Using Durable Objets for Assets - Fast Deployment - Good or bad idea?

Using Durable Objects for Assets

To enable Fast Deployment and Fast Development XP

Create
Durable Objects can be used to store « files », along with their headers. It is a Strong Consistency Asset Storage at edge. When the Worker is called to put or get the file in Durable Objects, it gets a file_id using env.files.idFromName(« a8ef-menu.js »). Once the file is created, the Worker puts the file in the edge cache. In edge cache, file is subject to eviction, anytime. If the file is a small PWA asset, the Worker also puts the file it in its memory (128 MB), using LRU algorithm.

Get
Read from edge cache, or from Worker’s memory, or from Durable Objects.

Delete
Feature Request : Files can be purged automatically or manually. Ex : User leaves service before GDPR retention clause. Currently, one way for Durable Object to emulate a delete is to storage.put(null), then respond 404 to future requests. But sadly the Durable Object itself still exists. Ideally, the storage attached to Durable Object accepts a TTL, a storage.delete() method, and Durable Object accepts a global delete method : env.files.delete(env.files.idFromName(name));

Why assets deserve Strong Consistency
Your new index.html is uploaded. It loads all of its new dependencies (JS modules, CSS, images…). These dependencies must exists. They must be immediately available. Not in 60s. Now ! Your whole PWA is released as a Blue / Green deployment. Everything or nothing. A generic importmap tracks version change of your files.

Fast Deployment
You upload the new static files. Optional steps : You upload the new worker. You destroy the cache for static pathnames (/, sw.js…) if they must deliver a new version. Your new PWA is available. In less than 5 seconds. You can test your PWA online as fast as you code, while still having control over your custom build process.

2 Likes

Personally I haven’t yet had the chance to get my hands on Durable Objects to see how they exactly work, so I’m not too sure if Durable Objects would be best for storing assets.
I have noticed recently though that the CEO of Cloudflare has said that Workers will receive some new database features in the future, which should be more similar to a real distributed database without the possible 60 second delay.

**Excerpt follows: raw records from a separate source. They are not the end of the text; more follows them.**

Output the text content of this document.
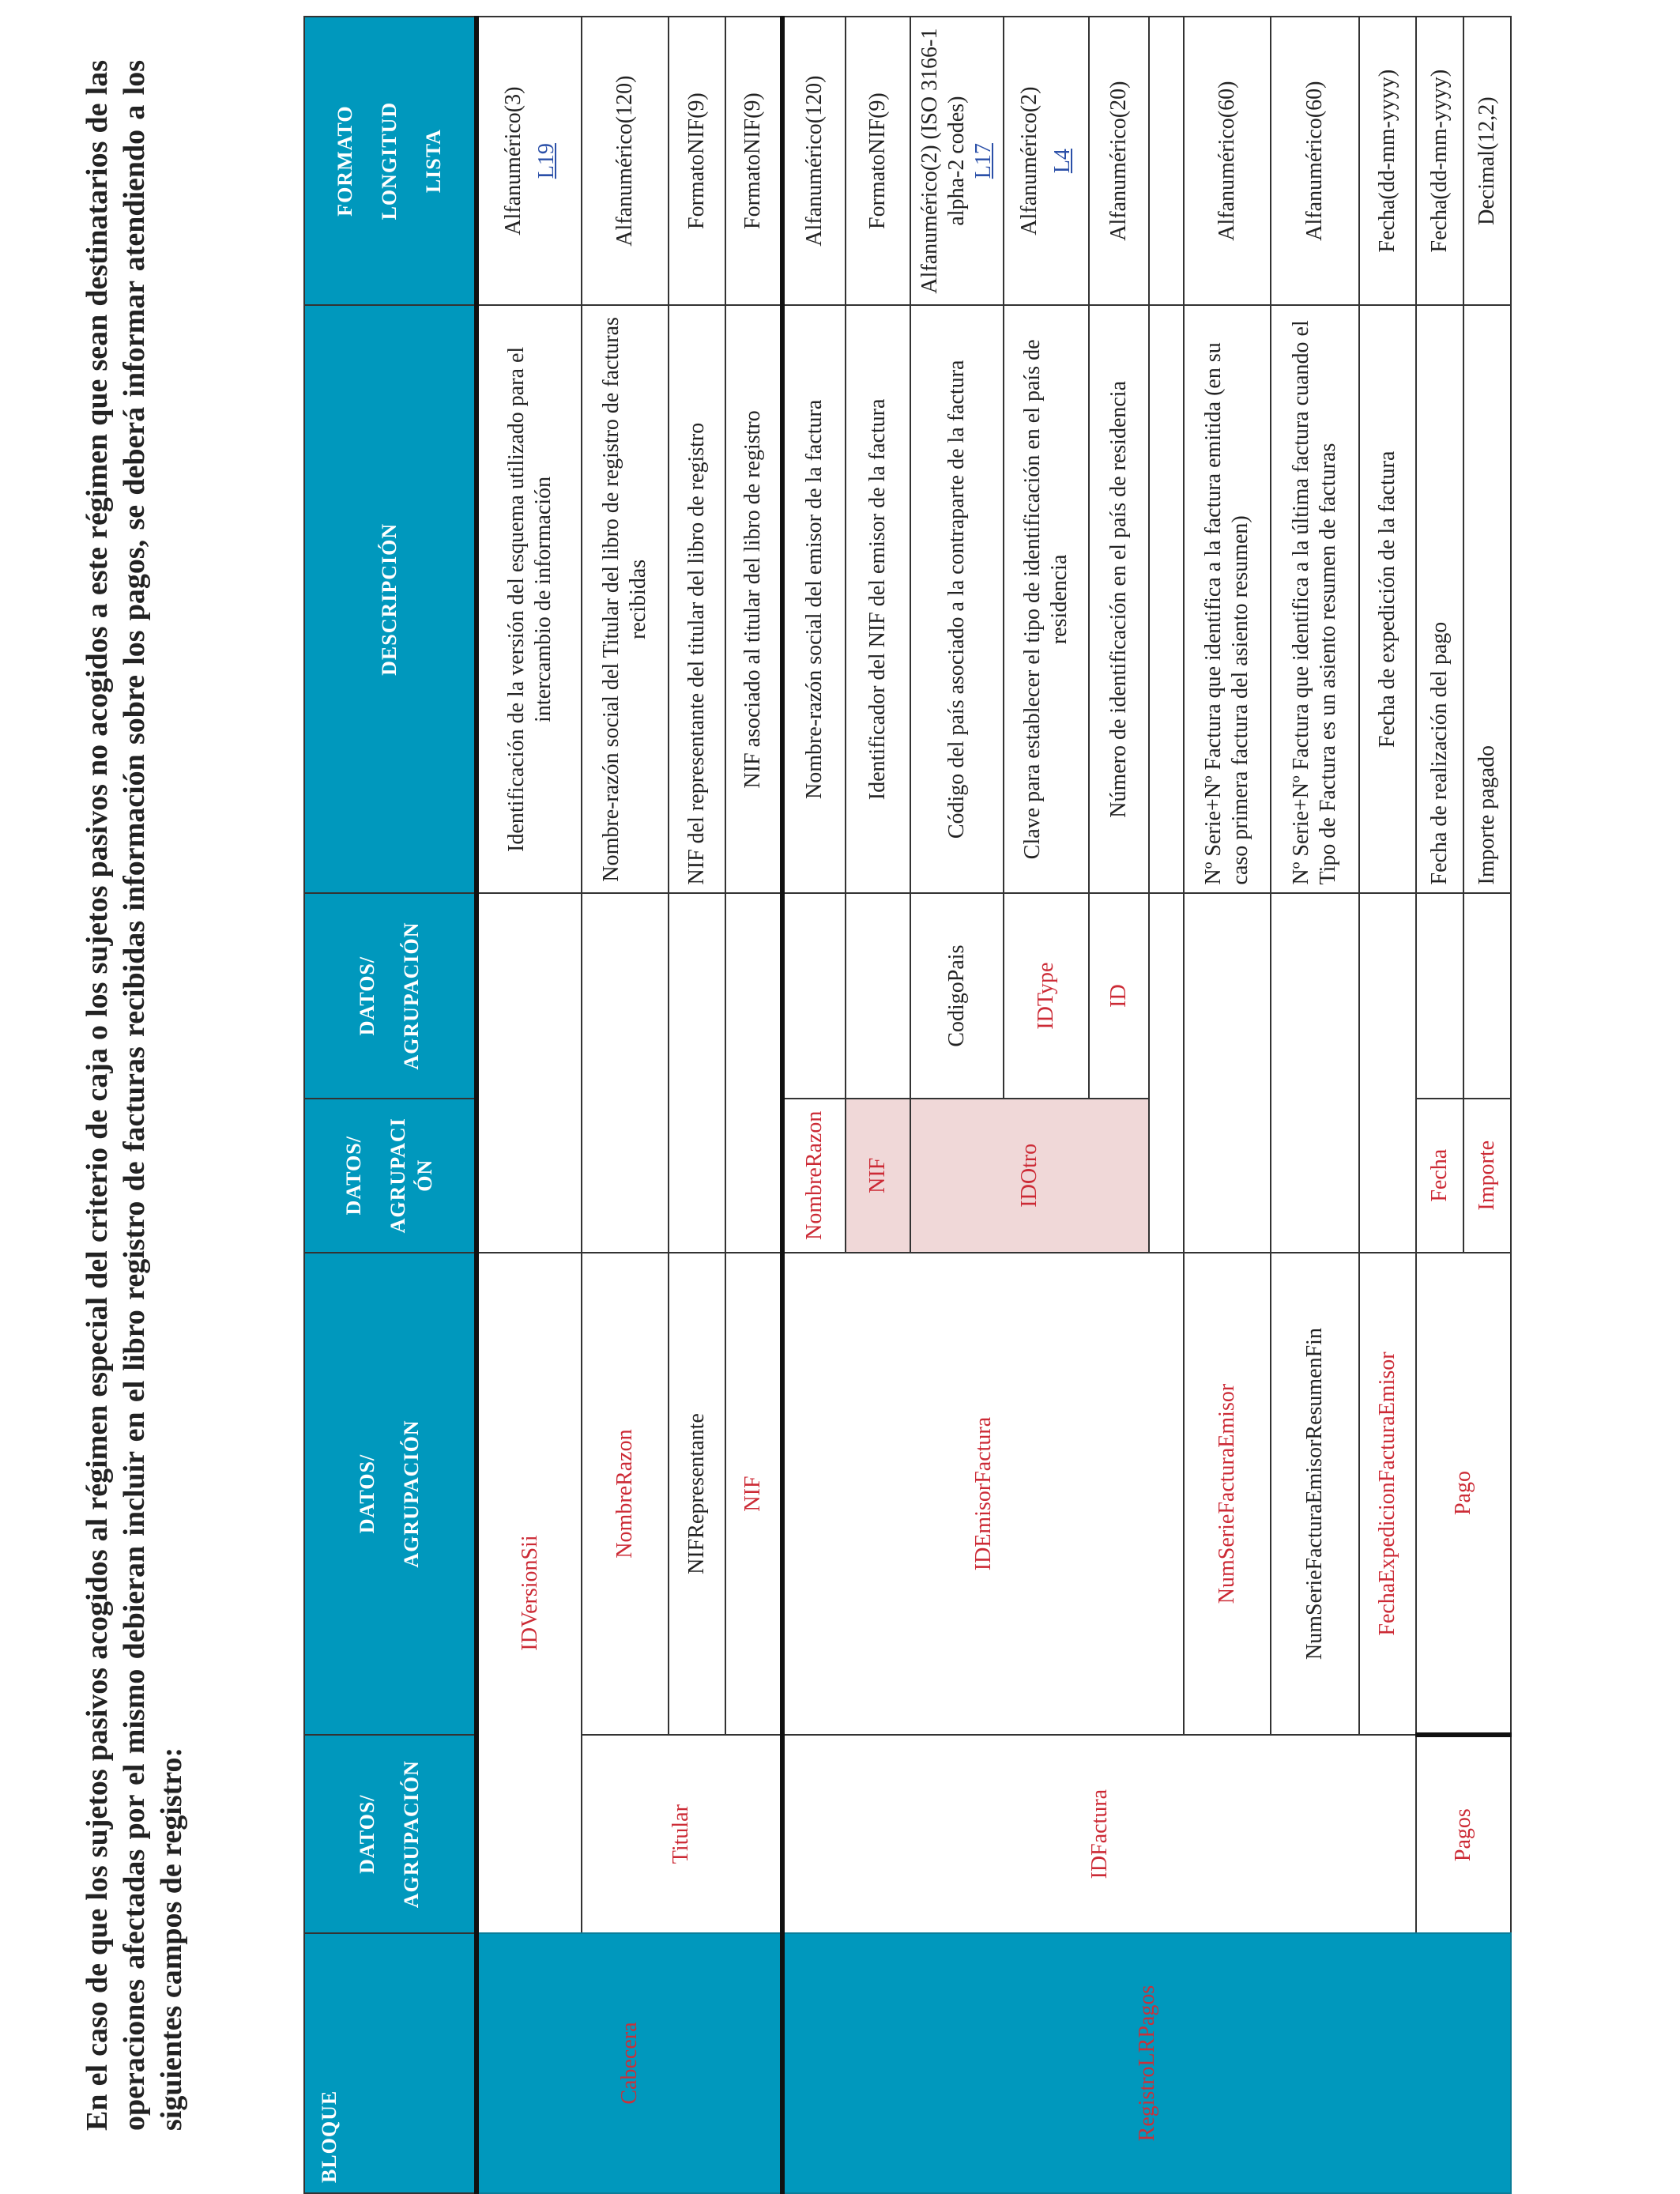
En el caso de que los sujetos pasivos acogidos al régimen especial del criterio de caja o los sujetos pasivos no acogidos a este régimen que sean destinatarios de las operaciones afectadas por el mismo debieran incluir en el libro registro de facturas recibidas información sobre los pagos, se deberá informar atendiendo a los siguientes campos de registro:

BLOQUE	DATOS/ AGRUPACIÓN	DATOS/ AGRUPACIÓN	DATOS/ AGRUPACI ÓN	DATOS/ AGRUPACIÓN	DESCRIPCIÓN	FORMATO LONGITUD LISTA

Cabecera	IDVersionSii				Identificación de la versión del esquema utilizado para el intercambio de información	Alfanumérico(3) L19

	Titular	NombreRazon			Nombre-razón social del Titular del libro de registro de facturas recibidas	Alfanumérico(120)
		NIFRepresentante			NIF del representante del titular del libro de registro	FormatoNIF(9)
		NIF			NIF asociado al titular del libro de registro	FormatoNIF(9)
RegistroLRPagos	IDFactura	IDEmisorFactura	NombreRazon		Nombre-razón social del emisor de la factura	Alfanumérico(120)
			NIF		Identificador del NIF del emisor de la factura	FormatoNIF(9)
			IDOtro	CodigoPais	Código del país asociado a la contraparte de la factura	Alfanumérico(2) (ISO 3166-1 alpha-2 codes) L17

				IDType	Clave para establecer el tipo de identificación en el país de residencia	Alfanumérico(2) L4

				ID	Número de identificación en el país de residencia	Alfanumérico(20)

		NumSerieFacturaEmisor			Nº Serie+Nº Factura que identifica a la factura emitida (en su caso primera factura del asiento resumen)	Alfanumérico(60)
		NumSerieFacturaEmisorResumenFin			Nº Serie+Nº Factura que identifica a la última factura cuando el Tipo de Factura es un asiento resumen de facturas	Alfanumérico(60)
		FechaExpedicionFacturaEmisor			Fecha de expedición de la factura	Fecha(dd-mm-yyyy)
	Pagos	Pago	Fecha		Fecha de realización del pago	Fecha(dd-mm-yyyy)
			Importe		Importe pagado	Decimal(12,2)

Unfortunately the original tweet/question about this got deleted, but you should be able to still see a part of it in my previous post below when you view it in it’s original thread by clicking on it:

3 Likes

DO for assets is for me “over-engineering”, possibly very expensive(pricing still unknown).
I use my own KV solution that is subsecond and is strong read-after-write consistency, it is not that fancy, but works.

DO will fit more inventory dependent transactions and messaging.

1 Like

Then please explain your solution :slight_smile:

You can use the origin + worker to do that:

  • Check if KV/Globals cache exist, if not…
  • Fetch file from origin in the worker
  • Write/Read the file to/from a global variable (for immediate cache)
  • Write the file to KV for “real” cache

The file will then be immediately available until the KV becomes active globally.

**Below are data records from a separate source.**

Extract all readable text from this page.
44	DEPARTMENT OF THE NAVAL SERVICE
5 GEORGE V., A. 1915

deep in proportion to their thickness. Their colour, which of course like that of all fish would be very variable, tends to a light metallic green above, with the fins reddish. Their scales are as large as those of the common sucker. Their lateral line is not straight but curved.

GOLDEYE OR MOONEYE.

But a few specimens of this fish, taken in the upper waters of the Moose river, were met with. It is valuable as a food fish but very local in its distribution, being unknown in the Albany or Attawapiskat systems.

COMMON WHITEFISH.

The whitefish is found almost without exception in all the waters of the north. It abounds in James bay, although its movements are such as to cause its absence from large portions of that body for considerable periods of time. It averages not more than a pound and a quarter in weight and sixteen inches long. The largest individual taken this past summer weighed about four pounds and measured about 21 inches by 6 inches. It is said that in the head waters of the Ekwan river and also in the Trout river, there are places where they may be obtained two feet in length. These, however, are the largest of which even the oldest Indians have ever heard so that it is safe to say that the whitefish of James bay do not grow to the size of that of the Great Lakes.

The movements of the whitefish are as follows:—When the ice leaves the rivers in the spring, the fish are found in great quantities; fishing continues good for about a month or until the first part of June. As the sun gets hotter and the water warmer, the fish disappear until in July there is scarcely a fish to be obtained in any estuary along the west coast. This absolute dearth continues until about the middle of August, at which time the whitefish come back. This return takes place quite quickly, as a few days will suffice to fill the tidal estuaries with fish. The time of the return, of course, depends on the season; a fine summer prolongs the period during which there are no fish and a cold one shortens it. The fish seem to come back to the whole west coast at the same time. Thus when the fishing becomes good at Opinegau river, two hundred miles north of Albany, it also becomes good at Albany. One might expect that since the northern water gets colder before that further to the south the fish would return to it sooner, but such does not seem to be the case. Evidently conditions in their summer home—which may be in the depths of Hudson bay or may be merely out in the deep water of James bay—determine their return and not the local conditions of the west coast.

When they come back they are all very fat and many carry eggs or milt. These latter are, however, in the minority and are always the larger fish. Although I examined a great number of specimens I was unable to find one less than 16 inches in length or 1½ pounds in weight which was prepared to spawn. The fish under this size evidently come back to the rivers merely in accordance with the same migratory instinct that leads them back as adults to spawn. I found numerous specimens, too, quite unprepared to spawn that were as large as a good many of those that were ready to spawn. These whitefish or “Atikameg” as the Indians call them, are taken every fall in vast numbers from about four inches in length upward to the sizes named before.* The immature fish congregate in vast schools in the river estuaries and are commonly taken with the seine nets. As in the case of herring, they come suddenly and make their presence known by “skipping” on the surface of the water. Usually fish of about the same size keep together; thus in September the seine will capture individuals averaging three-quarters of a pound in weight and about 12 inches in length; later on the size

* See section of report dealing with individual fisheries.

This will of course result in a few un-cached requests to the origin store, but it doesn’t need to be hard to scale, you can just put the file on S3.

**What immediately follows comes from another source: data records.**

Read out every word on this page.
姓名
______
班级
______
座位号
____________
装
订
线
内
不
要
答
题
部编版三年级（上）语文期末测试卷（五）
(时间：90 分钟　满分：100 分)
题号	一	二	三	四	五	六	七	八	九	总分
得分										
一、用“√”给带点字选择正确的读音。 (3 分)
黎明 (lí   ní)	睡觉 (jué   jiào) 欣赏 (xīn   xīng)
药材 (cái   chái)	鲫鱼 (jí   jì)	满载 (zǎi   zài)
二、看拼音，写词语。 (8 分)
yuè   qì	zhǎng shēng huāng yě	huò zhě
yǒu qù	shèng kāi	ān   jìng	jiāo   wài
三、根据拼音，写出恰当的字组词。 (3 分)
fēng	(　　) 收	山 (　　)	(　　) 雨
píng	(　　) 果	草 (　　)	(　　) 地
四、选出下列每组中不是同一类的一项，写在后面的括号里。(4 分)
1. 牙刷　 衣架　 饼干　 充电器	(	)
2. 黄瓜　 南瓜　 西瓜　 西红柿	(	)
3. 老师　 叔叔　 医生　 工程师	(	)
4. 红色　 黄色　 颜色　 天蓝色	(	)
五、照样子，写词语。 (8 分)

Using KV for cache would not bring much since cached data resulting from assets is by nature volatile and public. The private data (user data) will just be end-to-end encrypted.

The edge cache can cache these files cheaper and faster than KV.

Using an external origin (S3, GCS) surely ensures the strong consistency.

I was looking for a solution internal to CloudFlare, in order to :

  • reduce complexity (write requires oAuth2 on GCS)
  • reduce bandwith cost (read/write)
  • improve performance (read/write)

These goals are achievable only if both the worker and the strong consistency storage reside on the same network.

I think Durable Objects might replace S3 & GCS if you create a DurableObject class, call it “File” (or whatever), then give it the possibility to in/out { content + headers }. These are for example the basics of GCS. The only missing part is the backoffice GUI where you can list and search the files, but let’s say it’s a first step.

1 Like

HI denis.

What you want achieve is something a lot of people want achieve too i think including myself.

My understanding of Durable Objects is that is a solution mainly for People who want
Atomic Writes and Reads aka Atomic Transactions which is not Possible with KV at the Moment.

Having Durable Objects solves the Problem with Workers to be able to do Atomic Writes and Reads for sure but not the problem with providing Low Latency Fast Sync Dynamic Data Delivery.

For having a Low Latency Fast Sync Dynamic Data Distribution i think Durable Objects maybe not the best Solution at the moment.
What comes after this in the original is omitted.